From Security to ‘Abusability’ Education
Stamos’ Internet Observatory idea came into being when he met Craig Newmark at an Aspen Cybersecurity Summit reception last summer. Newmark, who has given more than $100 million to projects focused on what he describes as “information warfare,” says he was impressed with the approach Stamos described. “This is real World War II, greatest generation stuff. The need is dire, the emergency is real,” Newmark says. “People have to stand up and be patriots. That means platforms, and researchers and funders. Alex and people like him are on the front lines.”
More broadly, Stamos says his goal with the observatory—and his plans for a Stanford undergraduate education program linked to it—is to push for more systematic thinking about abuse across tech firms, a shift he describes as similar to the cybersecurity evolution the tech industry underwent 20 years ago. Back then, when Stamos was beginning his career at the legendary cybersecurity consultancy @stake, companies were just waking up to the insecurity of their code, and learning to cooperate with the academic researchers and white hat hackers poking holes in their products.
“We’re now in that same place with bigger trust, safety and privacy issues, in that our industry doesn’t know how to build software that can be trusted by users to operate in their best interest and protect them from all these kinds of abuse,” Stamos says. He argues a new generation of engineers needs to learn to think just as systematically about abusability as they do about security—how their tools can have unexpected and dangerous effects in the real world. “If you just have the skillset you normally get from a computer science education, you’re complete unprepared for the kinds of abuse that will happen on your product.”

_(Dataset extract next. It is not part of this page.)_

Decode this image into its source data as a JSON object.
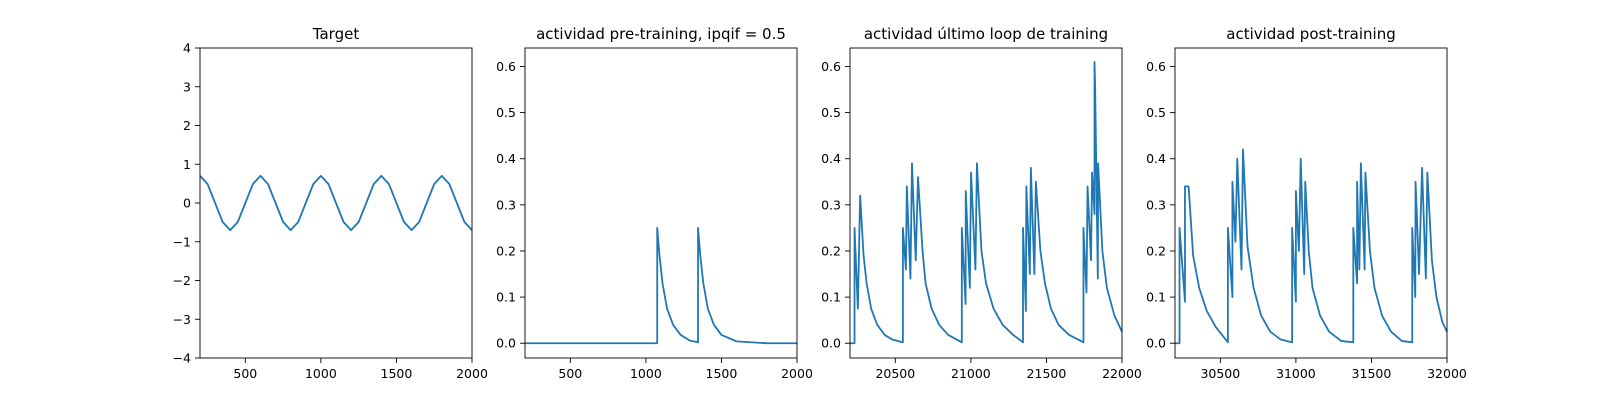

Through a combination of education, research, and lobbying, Stamos hopes his observatory can nudge the tech industry towards taking those abusability problems seriously—and show them real solutions based on deep analysis across the entire internet’s data. “If we want companies to make smart decisions, we have to create the intellectual framework for them to base it on, and we have to lobby them as well,” Stamos says. “The unfortunate truth is that the most important decisions in balancing privacy and safety online are not being made in DC, Brussels, or Paris. They’re being made in Silicon Valley.”